Mais il y a mieux, je découvre sur le fil d'Isabelle ce post de Claire Krähenbühl, avec un magnifique tableau de Klee en illustration :


Le texte, évoquant Rilke et sa visite au musée historique de Berne, avec sa découverte émerveillée des châles de Perse, me rappelle immédiatement un de mes posts d'Alluvions, Le centre noir du châle, daté d'août 2013 où je parlais exactement de la même chose (qui émanait de ma lecture du Rilke par lui-même de Philippe Jaccottet), de cette attirance mystérieuse de Rilke et son échec aussi à en rendre compte par le poème. Échec qui rejoint, je m'en avise maintenant, celui d'Anton Voyl à circonscrire la vision de son tapis.


Allant plus loin dans le fil des commentaires, je vois qu'Isabelle renvoyait à l'un des premiers articles de son blog Text'styles, Châles, "un monde en soi...", où elle donnait un extrait de cette très belle lettre de Rilke à la comtesse Margot Sizzo-Noris, 16 décembre 1923 :
"Comme il y a des années, à Paris, les dentelles, j’ai compris soudain devant ces étoffes déployées, l’essence du châle ! Mais la dire ? Autre fiasco… c’est peut-être seulement ainsi, seulement dans les transmutations que permet un lent et tangible travail manuel, que réussissent des équivalents complets, silencieux, de la vie, ce à quoi le langage n’aboutit jamais qu’au moyen de périphrases, hors les rares cas où il parvient à obtenir, dans un appel magique, que telle ou telle face plus cachée de l’existence demeure, l’espace d’un poème, tournée vers nous. »
Et tout au bout de l'article, que vois-je ? La photo du livre de Jaccottet que j'ai reproduite ici et le renvoi à mon article d'alors.

J'ai bien sûr aussitôt accepté l'invitation d'Isabelle.
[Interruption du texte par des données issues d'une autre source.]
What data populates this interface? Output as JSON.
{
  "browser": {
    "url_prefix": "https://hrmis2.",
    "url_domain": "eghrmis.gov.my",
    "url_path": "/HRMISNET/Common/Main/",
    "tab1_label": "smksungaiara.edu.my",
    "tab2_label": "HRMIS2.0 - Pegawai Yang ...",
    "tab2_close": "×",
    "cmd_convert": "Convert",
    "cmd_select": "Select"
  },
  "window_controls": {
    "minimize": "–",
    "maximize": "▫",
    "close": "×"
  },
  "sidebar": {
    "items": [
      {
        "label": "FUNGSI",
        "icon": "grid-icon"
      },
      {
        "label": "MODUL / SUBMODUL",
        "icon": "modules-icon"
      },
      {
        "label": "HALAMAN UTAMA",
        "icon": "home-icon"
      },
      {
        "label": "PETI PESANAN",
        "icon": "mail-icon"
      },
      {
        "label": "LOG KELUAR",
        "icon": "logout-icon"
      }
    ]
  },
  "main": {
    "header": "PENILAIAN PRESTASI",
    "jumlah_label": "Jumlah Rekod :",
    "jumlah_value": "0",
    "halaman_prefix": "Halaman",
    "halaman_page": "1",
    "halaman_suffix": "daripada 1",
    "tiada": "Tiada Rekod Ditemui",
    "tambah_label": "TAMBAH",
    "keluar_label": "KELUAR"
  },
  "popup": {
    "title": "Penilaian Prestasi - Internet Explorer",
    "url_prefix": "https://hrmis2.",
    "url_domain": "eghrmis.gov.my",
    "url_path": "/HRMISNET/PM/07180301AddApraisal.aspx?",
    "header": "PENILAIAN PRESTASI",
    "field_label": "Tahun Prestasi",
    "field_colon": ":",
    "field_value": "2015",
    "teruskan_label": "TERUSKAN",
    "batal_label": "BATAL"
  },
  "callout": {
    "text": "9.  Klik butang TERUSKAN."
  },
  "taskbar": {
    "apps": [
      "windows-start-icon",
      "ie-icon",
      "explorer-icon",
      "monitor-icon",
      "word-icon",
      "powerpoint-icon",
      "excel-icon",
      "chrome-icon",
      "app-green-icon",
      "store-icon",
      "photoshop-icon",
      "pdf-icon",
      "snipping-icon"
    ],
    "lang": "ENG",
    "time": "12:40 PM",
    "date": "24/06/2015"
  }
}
Ce qu'il y a d'extraordinaire, c'est que sa demande n'a rien à voir avec cet article : c'est Sylvie (Durbec) qui l'a incitée à rejoindre mon cercle d'amis (merci Sylvie !) et elle n'avait jamais fait la relation avec le châle de Rilke.

Encore un détail : remontant vers l'accueil du site Text'Styles, je découvre que l'avant-dernier article posté, au 9 janvier, Tisser le paradis, évoque précisément les tapis, avec des citations de Michel Foucault datées de 1967, mon année fétiche.
"Le jardin, c’est un tapis où le monde tout entier vient accomplir sa perfection symbolique, et le tapis, c’est une sorte de jardin mobile à travers l’espace. Le jardin, c’est la plus petite parcelle du monde et puis c’est la totalité du monde.’

Michel Foucault, Des espaces autres (1967), Hétérotopies.

Tapis jardin 18ème siècle, V&A Museum
En quelques minutes, de Anton à Isabelle en passant par Fernande, le hasard objectif avait filé sa trame. Belle entrée dans La Disparition.